仕立屋の夫人
「待たせたね、イラ」
ロザリー様が建物の軒下に入られます。
「ここ、なのですか?」
私はその建物の様子を振り仰ぎました。石造りの壁に重そうな扉が取り付けられています。扉に書かれた文字と、軒に提げられた装飾から仕立屋であるらしいことがわかりました。
「ああ、そうだよ。まずは中に入ろうか」
ロザリー様がぎい、と扉を押し開けられました。中は薄暗くはありましたが、外から見えるよりもだいぶ広いようでした。
お店の奥から軽い足音が聞こえてきました。
「ようこそいらっしゃいました、エインズワース様」
朗らかな声でした。現れたのは、黒髪を結い上げた年配の女性でした。
「ずいぶんと不沙汰をしてしまったね、テイラー」
ロザリー様はフードを脱ぎ、親しげにお話をなさいます。
「お変わりないようで何よりでございます。さて、こちらのお嬢様が……?」
「ああ、名はイラという。よろしく頼むよ」
突然私に話が移り、どきりとしました。
「イラお嬢様、今日はどうぞよろしくお願いいたします」
テイラーと呼ばれた黒髪の女性は、私に優しく笑いかけました。
「は、はい、こちらこそ、よろしくお願いいたします」
これから何をすれば良いのかもわかりませんでしたが、私は慌てて挨拶を返しました。
「それでは、エインズワース様はどうなさいますか?」
「そうだな……、どこかいい場所はあるかい?」
「この隣のお部屋はいかがでしょうか? 狭くはありますが、ぴったりと日を遮ることができます」
「ありがたい。ではそこにしよう」
私は驚いてロザリー様と女性を見上げました。女性が私の様子に気付きました。
「お嬢様、私はエインズワース様が魔の者であることを存じ上げているのですよ。……お聞きではありませんでしたか?」
「ああ、テイラー。実は今日ここに来ることも彼女には秘密にしてあったんだ」
ロザリー様がおかしそうに笑っていらっしゃるのがわかりました。テイラー夫人は「ほんとうに、相変わらずですこと」とほんの少し眉を下げて笑います。
「それではお嬢様、奥へご案内いたします。エインズワース様は隣の部屋でお待ちくださいませ。大したおもてなしもできませんが、後ほど何かお飲物でもお持ちしましょう」
「お願いするよ。ではイラ、行っておいで」
「はい、ロザリー様」
まだ不安を拭いきれてはいませんでしたが、ロザリー様がテイラー夫人と親しくなさっているご様子を見ていたので、彼女に対する怖れはありませんでした。
テイラー夫人の後について、お店の中を奥へと進みます。閉め切っているので薄暗くはありましたが、清潔で、しっとりと落ち着けるような雰囲気でした。
「変なことをお訊きしますけれど……、イラお嬢様は、その、魔の者ではありませんのね?」
テイラー夫人が私の方を振り返りました。
「はい、私はただの人間です」
テイラー夫人は大きく頷きました。
「お日様の光を遮る格好をしていませんものね。
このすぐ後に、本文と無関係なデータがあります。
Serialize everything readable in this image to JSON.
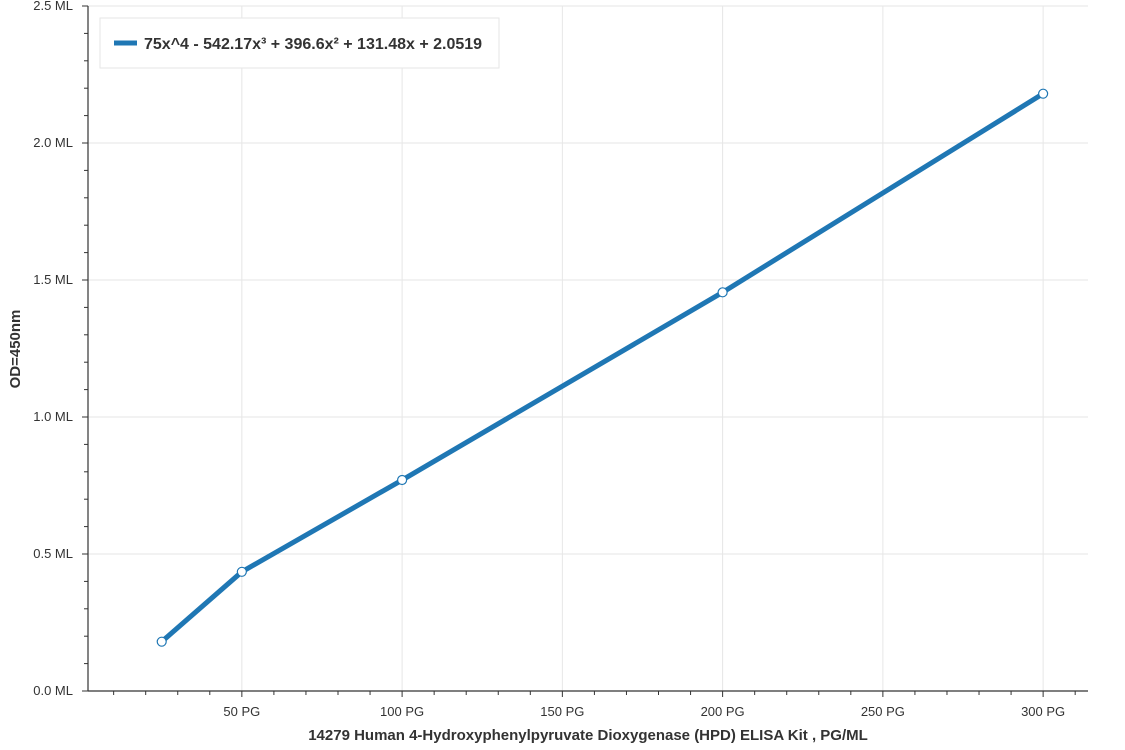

エインズワース様とはどのくらい長く一緒にいらっしゃるの?」
「きちんとは思い出せないのですが……、幼い頃、メイドの仕事ができるようになって間もなくから、ロザリー様にお仕えしています」
そこまで言うと、テイラー夫人は歩調を緩めて目をぱちくりさせました。
「どうかなさいましたか?」
「いえね、エインズワース様からはあなたのことを、養女だと紹介されていたものですから」
ひどい失敗をしてしまったように思いました。私はしどろもどろになりながら答えます。
「その……、街へ行く時には親子ということにしていただいているのです。そちらの方が自然だから、と。お屋敷にいる時にはメイドとして置いていただいています。テイラー夫人がロザリー様とお親しいようでしたので、つい……」
「責めているわけじゃありませんよ。あなたが実際に何であれ、エインズワース様から養女だとご紹介を頂いた以上は、私はあなたのことをご令嬢として扱いますからね」
私を安心させるように力強くそう言って、テイラー夫人は廊下の奥の扉を開けました。